In this respect, any unaligned eyewitness of Waitangi Day
celebrations, and the antics that have accompanied them over
the intervening decades, might be tempted to remark that
"respect" appears to flow mainly one way.
Should this perception become widespread there is every
danger that our "national day" will either come to be
resented, or, for large numbers of New Zealanders, slide into
an irrelevance bereft of the nation-building possibilities
that accompany that so successfully celebrated by our
transtasman neighbours.
One feature of the Australian equivalent is the naming of
national honours and there seems little good reason, other
than the inertia of tradition, that the New Year's Honours
List could not be moved to Waitangi Day.
It would imbue the occasion with greater dignity and
significance and give focus to the sorts of qualities we
aspire to and people we admire.
A considered speech from a prominent and respected New
Zealander on what it means to be a New Zealander is another.
So often in the past, the only speeches heard have been
through the megaphone of grievance and protest.

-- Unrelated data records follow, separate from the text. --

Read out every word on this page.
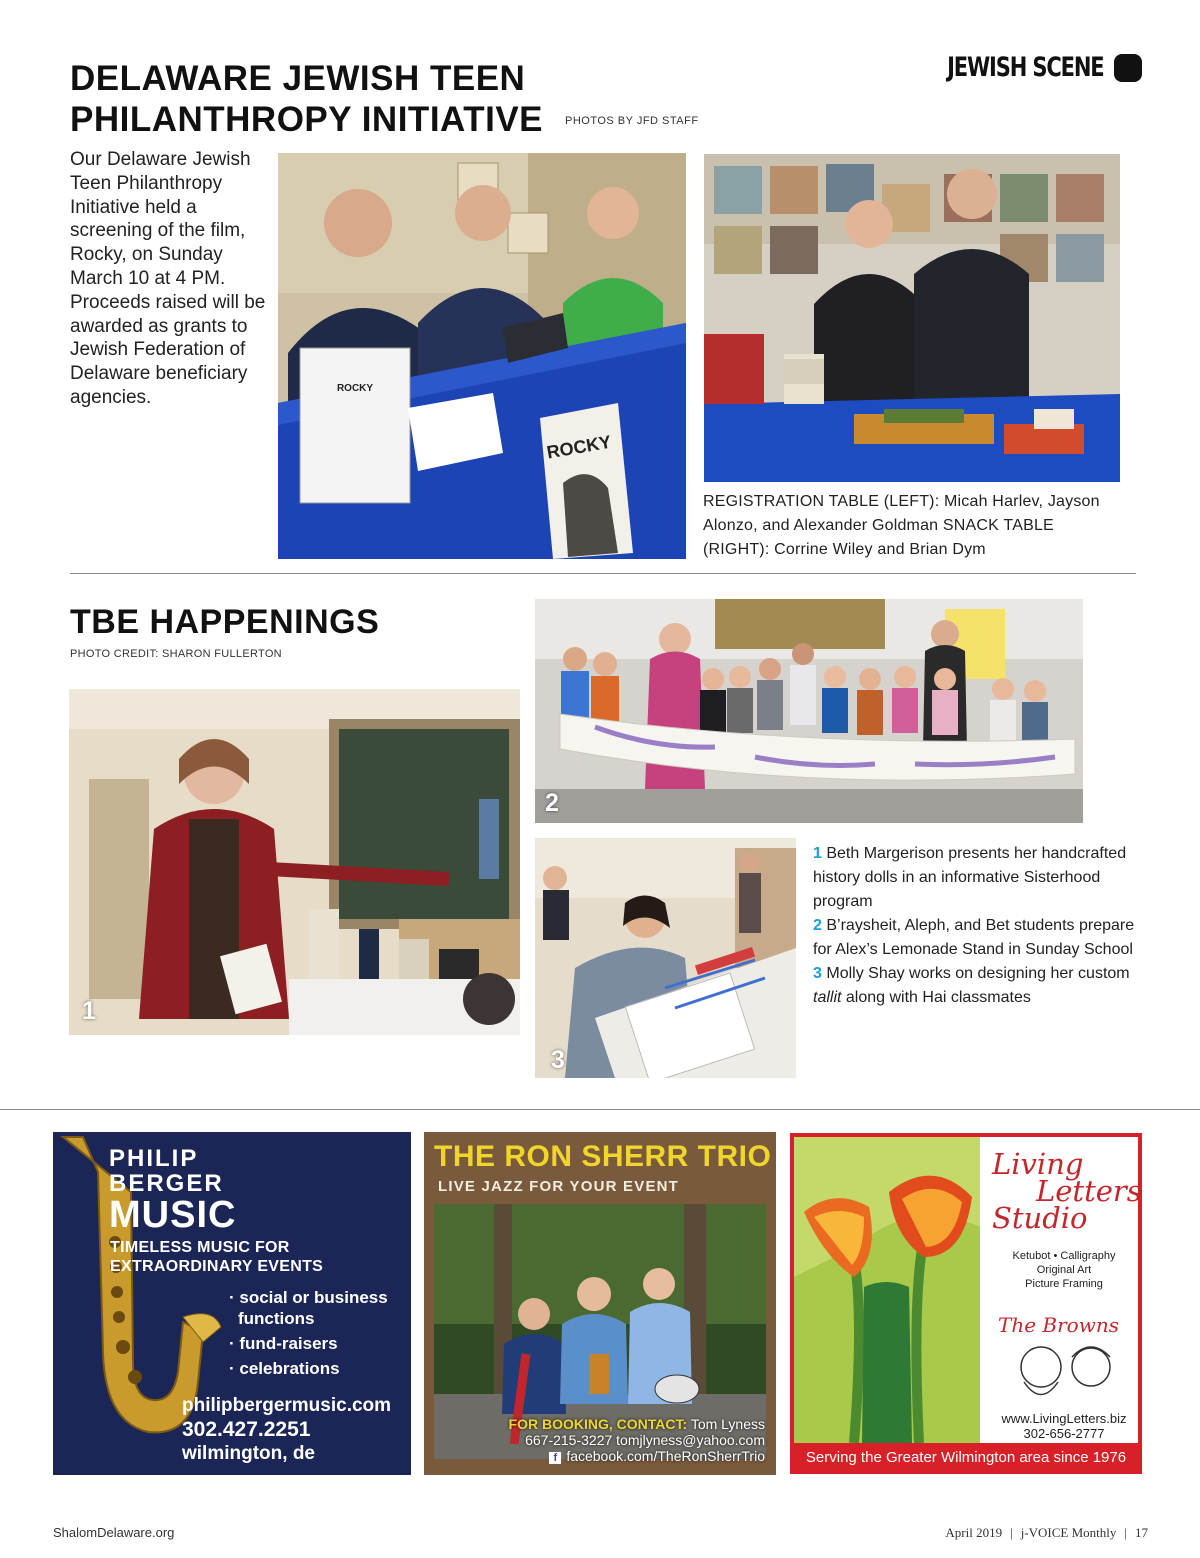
DELAWARE JEWISH TEEN
PHILANTHROPY INITIATIVE PHOTOS BY JFD STAFF
JEWISH SCENE
Our Delaware Jewish Teen Philanthropy Initiative held a screening of the film, Rocky, on Sunday March 10 at 4 PM. Proceeds raised will be awarded as grants to Jewish Federation of Delaware beneficiary agencies.	ROCKY
ROCKY
REGISTRATION TABLE (LEFT): Micah Harlev, Jayson Alonzo, and Alexander Goldman SNACK TABLE (RIGHT): Corrine Wiley and Brian Dym
TBE HAPPENINGS
PHOTO CREDIT: SHARON FULLERTON
1
2
3
1 Beth Margerison presents her handcrafted history dolls in an informative Sisterhood program
2 B’raysheit, Aleph, and Bet students prepare for Alex’s Lemonade Stand in Sunday School
3 Molly Shay works on designing her custom tallit along with Hai classmates
PHILIP
BERGER
MUSIC
TIMELESS MUSIC FOR
EXTRAORDINARY EVENTS
· social or business
functions
· fund-raisers
· celebrations
philipbergermusic.com
302.427.2251
wilmington, de
THE RON SHERR TRIO
LIVE JAZZ FOR YOUR EVENT
FOR BOOKING, CONTACT: Tom Lyness
667-215-3227 tomjlyness@yahoo.com
f facebook.com/TheRonSherrTrio
Living
Letters
Studio
Ketubot • Calligraphy
Original Art
Picture Framing
The Browns
www.LivingLetters.biz
302-656-2777
Serving the Greater Wilmington area since 1976
ShalomDelaware.org	April 2019 | j-VOICE Monthly | 17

As a bicultural nation with various multicultural
inflections, we must finally move beyond this and celebrate
the great many advantages we enjoy in our shared histories
and cultures, but also in the physical abundance and fertile
hospitality of this beautiful country.
Australians have always been good at blowing their own
trumpets, a trait occasionally resented but more often
secretly envied on this side of the ditch.
On this day of all days, New Zealanders of whatever creed,
colour or culture could do worse than to indulge in a modicum
of imitation.
It is, after all, said to be the sincerest form of flattery.